Murder suspect suffers from ‘camera-related paranoia’

TDT | Manama

Email: mail@newsofbahrain.com

A man accused of murdering his neighbour in Shakhura is due to face closing arguments on 2 June, as the High Criminal Court examined claims he suffers from a paranoid obsession with surveillance cameras.

The case was adjourned to 2 June. The defendant, in his forties, remains behind bars.

This was the fifth session in the trial.

The court heard from the defendant’s sister, who said her brother had long shown signs of psychological disturbance.

She described him as withdrawn, wary of others, and easily unsettled by the sight of cameras.

Suspicion

He believed he was being watched, she said, and had repeatedly destroyed security cameras at the victim’s home out of suspicion.
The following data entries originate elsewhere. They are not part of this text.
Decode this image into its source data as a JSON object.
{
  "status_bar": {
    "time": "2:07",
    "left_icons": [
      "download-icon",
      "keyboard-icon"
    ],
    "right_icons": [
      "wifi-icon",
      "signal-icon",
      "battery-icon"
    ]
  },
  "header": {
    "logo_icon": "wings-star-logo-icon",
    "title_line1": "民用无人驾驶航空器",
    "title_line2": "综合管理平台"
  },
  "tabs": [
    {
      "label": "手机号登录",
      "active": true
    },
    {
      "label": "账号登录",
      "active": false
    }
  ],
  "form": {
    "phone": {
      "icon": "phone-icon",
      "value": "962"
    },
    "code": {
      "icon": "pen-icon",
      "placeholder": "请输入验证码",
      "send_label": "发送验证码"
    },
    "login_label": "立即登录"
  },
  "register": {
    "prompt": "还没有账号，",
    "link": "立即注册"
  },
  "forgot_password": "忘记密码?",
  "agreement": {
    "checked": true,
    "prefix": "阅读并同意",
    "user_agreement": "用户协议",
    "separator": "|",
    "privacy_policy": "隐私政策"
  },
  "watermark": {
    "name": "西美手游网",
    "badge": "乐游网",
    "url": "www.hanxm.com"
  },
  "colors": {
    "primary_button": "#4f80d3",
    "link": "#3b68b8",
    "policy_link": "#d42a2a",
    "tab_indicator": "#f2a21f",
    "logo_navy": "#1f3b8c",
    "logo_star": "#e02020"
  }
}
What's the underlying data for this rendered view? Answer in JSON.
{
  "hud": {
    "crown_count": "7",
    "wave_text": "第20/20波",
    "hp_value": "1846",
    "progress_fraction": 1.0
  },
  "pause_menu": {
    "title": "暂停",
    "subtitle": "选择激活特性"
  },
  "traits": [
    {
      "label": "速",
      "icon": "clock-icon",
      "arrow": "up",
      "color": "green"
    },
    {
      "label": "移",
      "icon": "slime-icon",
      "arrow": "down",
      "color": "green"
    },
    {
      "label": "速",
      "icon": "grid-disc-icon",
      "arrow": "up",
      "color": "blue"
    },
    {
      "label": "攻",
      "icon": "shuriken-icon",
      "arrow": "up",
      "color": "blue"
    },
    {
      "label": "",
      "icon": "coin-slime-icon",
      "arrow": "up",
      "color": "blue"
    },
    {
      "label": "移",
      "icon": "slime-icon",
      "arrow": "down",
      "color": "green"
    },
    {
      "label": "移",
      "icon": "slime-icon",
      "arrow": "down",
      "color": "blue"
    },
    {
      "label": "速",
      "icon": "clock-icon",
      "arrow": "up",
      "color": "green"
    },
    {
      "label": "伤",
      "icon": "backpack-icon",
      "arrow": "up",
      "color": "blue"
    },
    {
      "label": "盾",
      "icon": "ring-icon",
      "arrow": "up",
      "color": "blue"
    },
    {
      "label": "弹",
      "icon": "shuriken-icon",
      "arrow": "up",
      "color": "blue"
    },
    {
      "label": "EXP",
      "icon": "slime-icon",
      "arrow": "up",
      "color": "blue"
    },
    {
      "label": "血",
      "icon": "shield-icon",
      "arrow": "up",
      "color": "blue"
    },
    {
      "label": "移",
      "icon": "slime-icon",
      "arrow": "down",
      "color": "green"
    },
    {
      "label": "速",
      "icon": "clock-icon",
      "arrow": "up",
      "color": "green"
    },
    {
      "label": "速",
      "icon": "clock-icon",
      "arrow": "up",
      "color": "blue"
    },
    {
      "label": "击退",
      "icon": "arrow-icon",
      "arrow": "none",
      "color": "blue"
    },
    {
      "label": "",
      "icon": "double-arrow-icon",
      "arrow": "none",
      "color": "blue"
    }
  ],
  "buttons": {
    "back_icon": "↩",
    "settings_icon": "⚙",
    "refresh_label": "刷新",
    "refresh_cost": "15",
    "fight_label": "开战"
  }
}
She told the court he had no social life to speak of, and after a stay in a psychiatric hospital, claimed to see evil people in animal form — monkeys in particular.

She added that her daughter had once filmed him with her phone, prompting him to demand the footage be deleted.

Her brother gave a similar account. He said the dispute stemmed from a fifth set of cameras installed by the victim, fitted with motion sensors that, he said, upset the accused.

During a later attempt at treatment, the defendant refused to talk about the incident, fearing he was being monitored.

His brother said that during a prison visit, the accused refused to use the phone and kept looking around the room.

He said the defendant had drifted between jobs, had no friends, and did not use a mobile phone. He was unsure whether any formal diagnosis had ever confirmed hallucinations.